The Linux story is the real differentiator: GPU-accelerated PII detection on Intel iGPU / AMD APU / non-NVIDIA hardware without CUDA, without ROCm, without driver dance. npm install textsift ships a vendored Vulkan-direct binary that talks to whatever Mesa-supported GPU is there.

Cold start: we don't claim a speedup over transformers.js. See benchmarks for the rationale; the OPFS-vs-Cache-API gap is a storage choice, not an inference-engine one.

These numbers will look different on your hardware.

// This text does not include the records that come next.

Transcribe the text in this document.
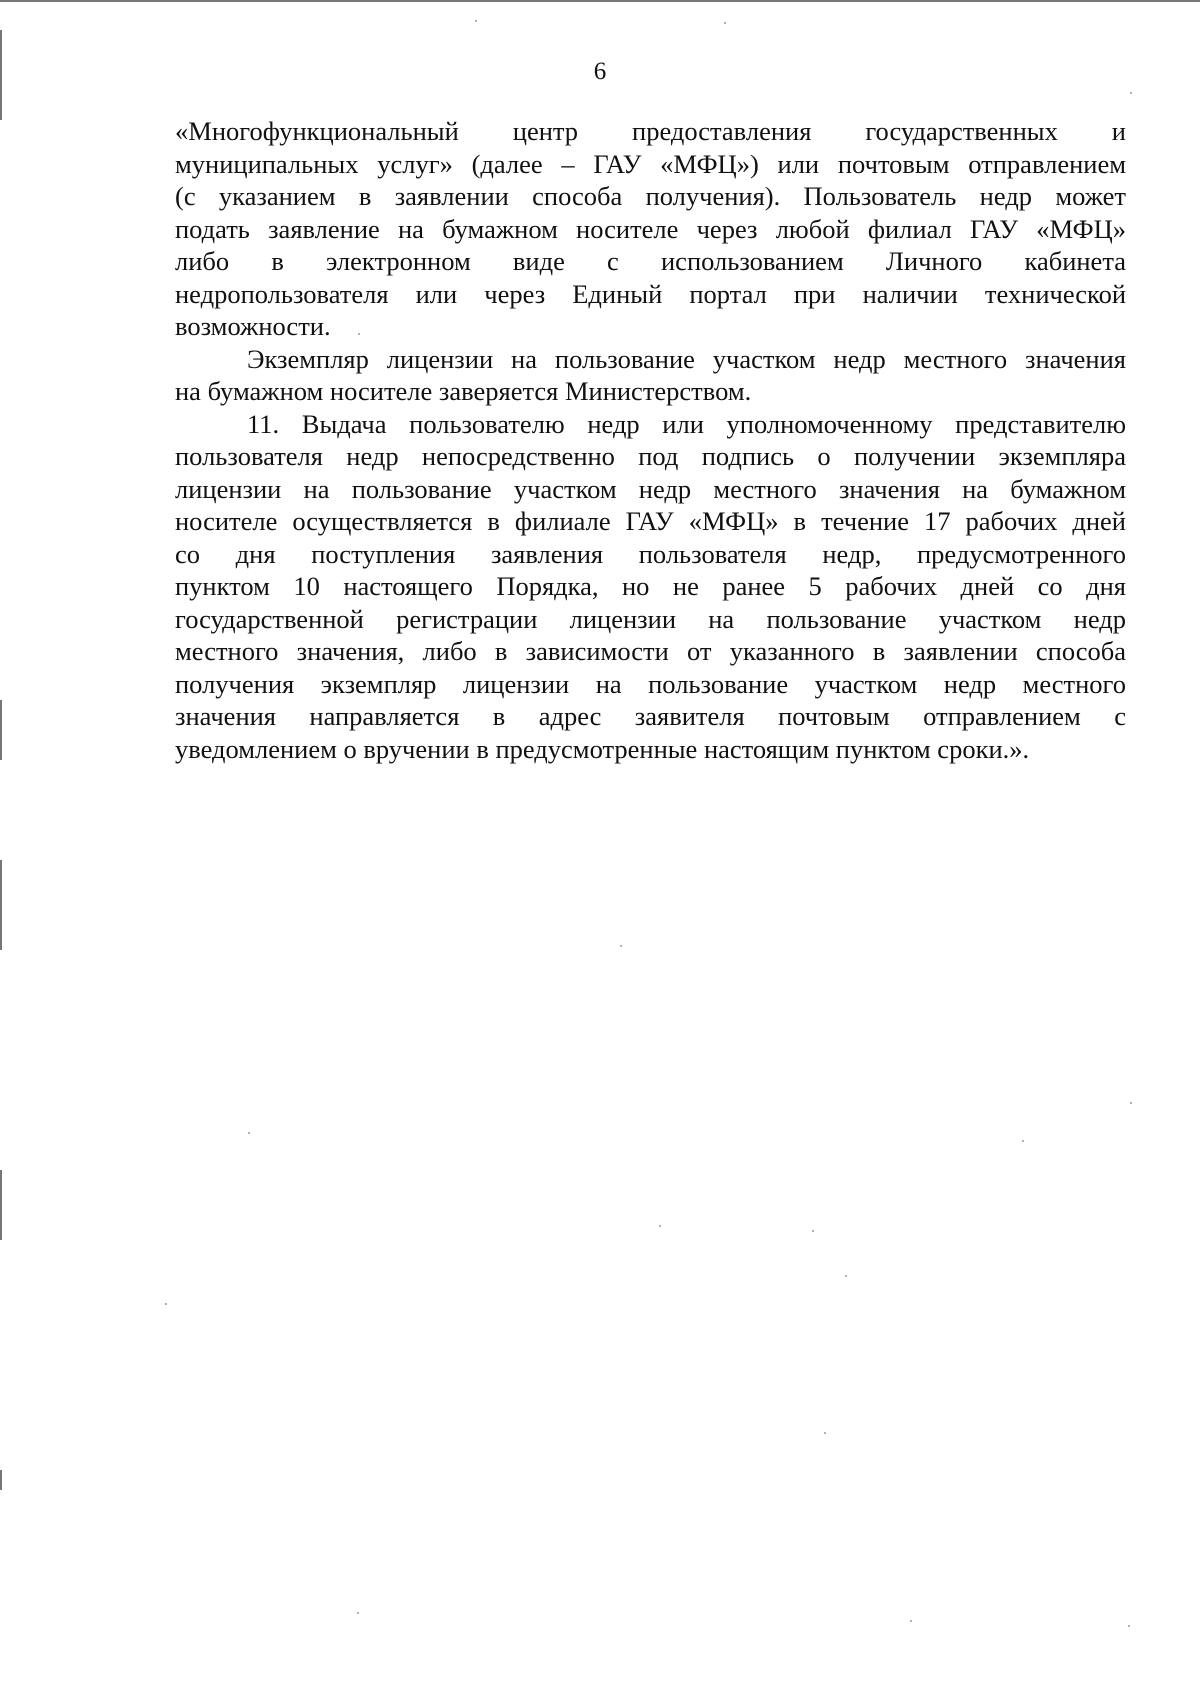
6
«Многофункциональный центр предоставления государственных и
муниципальных услуг» (далее – ГАУ «МФЦ») или почтовым отправлением
(с указанием в заявлении способа получения). Пользователь недр может
подать заявление на бумажном носителе через любой филиал ГАУ «МФЦ»
либо в электронном виде с использованием Личного кабинета
недропользователя или через Единый портал при наличии технической
возможности.
Экземпляр лицензии на пользование участком недр местного значения
на бумажном носителе заверяется Министерством.
11. Выдача пользователю недр или уполномоченному представителю
пользователя недр непосредственно под подпись о получении экземпляра
лицензии на пользование участком недр местного значения на бумажном
носителе осуществляется в филиале ГАУ «МФЦ» в течение 17 рабочих дней
со дня поступления заявления пользователя недр, предусмотренного
пунктом 10 настоящего Порядка, но не ранее 5 рабочих дней со дня
государственной регистрации лицензии на пользование участком недр
местного значения, либо в зависимости от указанного в заявлении способа
получения экземпляр лицензии на пользование участком недр местного
значения направляется в адрес заявителя почтовым отправлением с
уведомлением о вручении в предусмотренные настоящим пунктом сроки.».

Repo layout (npm workspaces monorepo)

packages/
  textsift/
    src/
      browser/         ← public API, viterbi, chunking, redaction, native BPE tokenizer
      zig/             ← Zig kernels → WASM
      c/               ← FMA shim for relaxed_simd
      native/          ← Node-native backends (Metal / Vulkan / Dawn) + NAPI bindings
        metal/         ← Mac: Obj-C bridge + hand-written MSL kernels
        vulkan/        ← Linux: C bridge + hand-written GLSL → SPIR-V kernels
        dawn/          ← Windows: Dawn C++ via Tint
        shaders/       ← canonical WGSL kernels (single source of truth)
      index.ts         ← Node native entry (auto-picks platform GPU + WASM fallback)
    scripts/           ← inline-wasm.mjs, build-native.sh, serve-coi.py, etc.
docs-site/             ← Astro + Starlight docs site
tests/browser/         ← Playwright tests
tests/native/          ← Node native conformance + bench + integration tests
.github/workflows/     ← test / release / bench across linux/darwin/windows

Development

npm install                # workspace bootstrap
npm run build              # zig → wasm, bundle, .d.ts
npm run typecheck          # strict, noUncheckedIndexedAccess on
npm run test               # all playwright tests

Caveats

openai/privacy-filter is a detection aid, not an anonymization guarantee. English-first (Japanese ~88% F1, other languages untested). Short text under-contextualizes.

Read the caveats page and OpenAI's model card before treating output as compliance-safe.

License

Apache 2.0, matching the upstream model.

About

Local-first PII detection + redaction running openai/privacy-filter on-device. Same engine in browser (WebGPU), Node native (Metal/Vulkan/Dawn), CLI, pre-commit hook, and GitHub Action.